• Federal Labor Law Preempts Illinois Antitrust Claim
  • July 29, 2009 | Author: Michael Robert Lied
  • Law Firm: Howard & Howard Attorneys PLLC - Peoria Office
  • Ronald D. Smart, d/b/a Paschall Electric, contracted to perform electrical work for the construction of a sports complex.  Smart alleged in his Complaint that the International Brotherhood of Electrical Workers Union (“IBEW”) threatened to shut down the building project if the project owner did not employ union workers instead of Smart’s company.  The owner fired Smart and hired a union signatory company to complete the project.

    Smart filed suit and alleged that the IBEW’s tactics violated the Illinois Antitrust Act.  Smart also brought additional claims for unwarranted prosecution against the IBEW, the union’s attorney, Grant, and Grant’s firm, Schuchat, Cook & Werner.  Smart also brought claim for legal malpractice against Grant and his firm.  This article discusses only the antitrust claim.

    Defendants moved to dismiss Smart’s complaint.  The district court concluded that the state antitrust claim was preempted by the National Labor Relations Act (“NLRA”) and dismissed the Complaint.  Smart appealed.

    The court of appeals had to first decide if it had jurisdiction.  Since there was no diversity of citizenship, Smart’s complaint had to raise a federal question.  Ordinarily, a court must determine the presence of a federal question by examining only the plaintiff’s complaint.

    Smart included only state causes of action in his complaint.  The defense of federal preemption ordinarily does not provide a basis for asserting federal jurisdiction.  However, an independent corollary to the well-pleaded complaint rule is known as the “complete preemption” doctrine.  Any claim purportedly based on a completely pre-empted state law is considered to be a federal claim.

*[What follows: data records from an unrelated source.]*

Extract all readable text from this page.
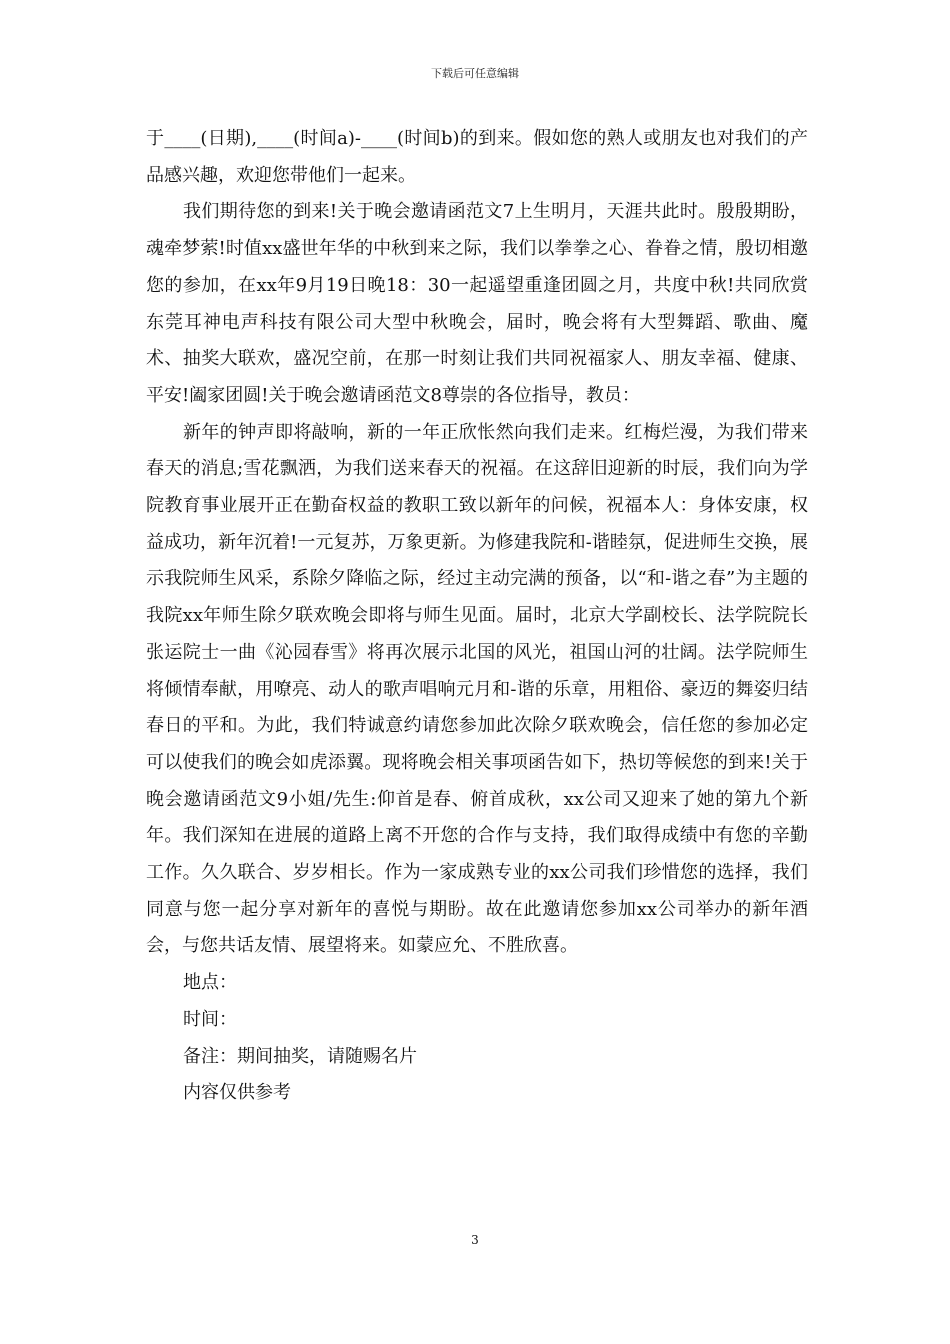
下载后可任意编辑

于____(日期),____(时间a)-____(时间b)的到来。假如您的熟人或朋友也对我们的产品感兴趣，欢迎您带他们一起来。

我们期待您的到来!关于晚会邀请函范文7上生明月，天涯共此时。殷殷期盼，魂牵梦萦!时值xx盛世年华的中秋到来之际，我们以拳拳之心、眷眷之情，殷切相邀您的参加，在xx年9月19日晚18：30一起遥望重逢团圆之月，共度中秋!共同欣赏东莞耳神电声科技有限公司大型中秋晚会，届时，晚会将有大型舞蹈、歌曲、魔术、抽奖大联欢，盛况空前，在那一时刻让我们共同祝福家人、朋友幸福、健康、平安!阖家团圆!关于晚会邀请函范文8尊崇的各位指导，教员：

新年的钟声即将敲响，新的一年正欣怅然向我们走来。红梅烂漫，为我们带来春天的消息;雪花飘洒，为我们送来春天的祝福。在这辞旧迎新的时辰，我们向为学院教育事业展开正在勤奋权益的教职工致以新年的问候，祝福本人：身体安康，权益成功，新年沉着!一元复苏，万象更新。为修建我院和-谐睦氛，促进师生交换，展示我院师生风采，系除夕降临之际，经过主动完满的预备，以“和-谐之春”为主题的我院xx年师生除夕联欢晚会即将与师生见面。届时，北京大学副校长、法学院院长张运院士一曲《沁园春雪》将再次展示北国的风光，祖国山河的壮阔。法学院师生将倾情奉献，用嘹亮、动人的歌声唱响元月和-谐的乐章，用粗俗、豪迈的舞姿归结春日的平和。为此，我们特诚意约请您参加此次除夕联欢晚会，信任您的参加必定可以使我们的晚会如虎添翼。现将晚会相关事项函告如下，热切等候您的到来!关于晚会邀请函范文9小姐/先生:仰首是春、俯首成秋，xx公司又迎来了她的第九个新年。我们深知在进展的道路上离不开您的合作与支持，我们取得成绩中有您的辛勤工作。久久联合、岁岁相长。作为一家成熟专业的xx公司我们珍惜您的选择，我们同意与您一起分享对新年的喜悦与期盼。故在此邀请您参加xx公司举办的新年酒会，与您共话友情、展望将来。如蒙应允、不胜欣喜。

地点：

时间：

备注：期间抽奖，请随赐名片

内容仅供参考

3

    The court of appeals concluded that Smart’s state antitrust claim was preempted by federal law.  The activities described by Smart in his complaint arguably were prohibited by section 8(b)(4) of the NLRA, which prohibits an attempt by a labor organization “to threaten, coerce, or restrain any person engaged in commerce or in an industry affecting commerce, where in either case an object thereof is…forcing or requiring any person…to cease doing business with any other person.”  This is colloquially called a secondary boycott.  With respect to injuries resulting from a secondary boycott, Congress provided a specific means to seek a remedy in federal court, 29 U.S.C. § 187.

    The court held that section 187(b) completely preempts state-law claims related to secondary boycott activities described in section 8(b)(4) of the NLRA.  The statute provides an exclusive federal cause of action for the redress of such illegal activity.  As a result, regardless of Smart’s choice to bring a claim under the Illinois Antitrust Act, he nevertheless pleaded a federal claim.

    Because Smart’s claim was completely preempted by federal law, on remand, the district court had to address that claim under 29 USC § 187.  The district court was directed to provide Smart an opportunity to amend his complaint to ensure that he properly stated a claim under the governing law.  Smart v. Local 702 International Brotherhood of Electrical Workers, 562 F.3d 798 (7th Cir. 2009).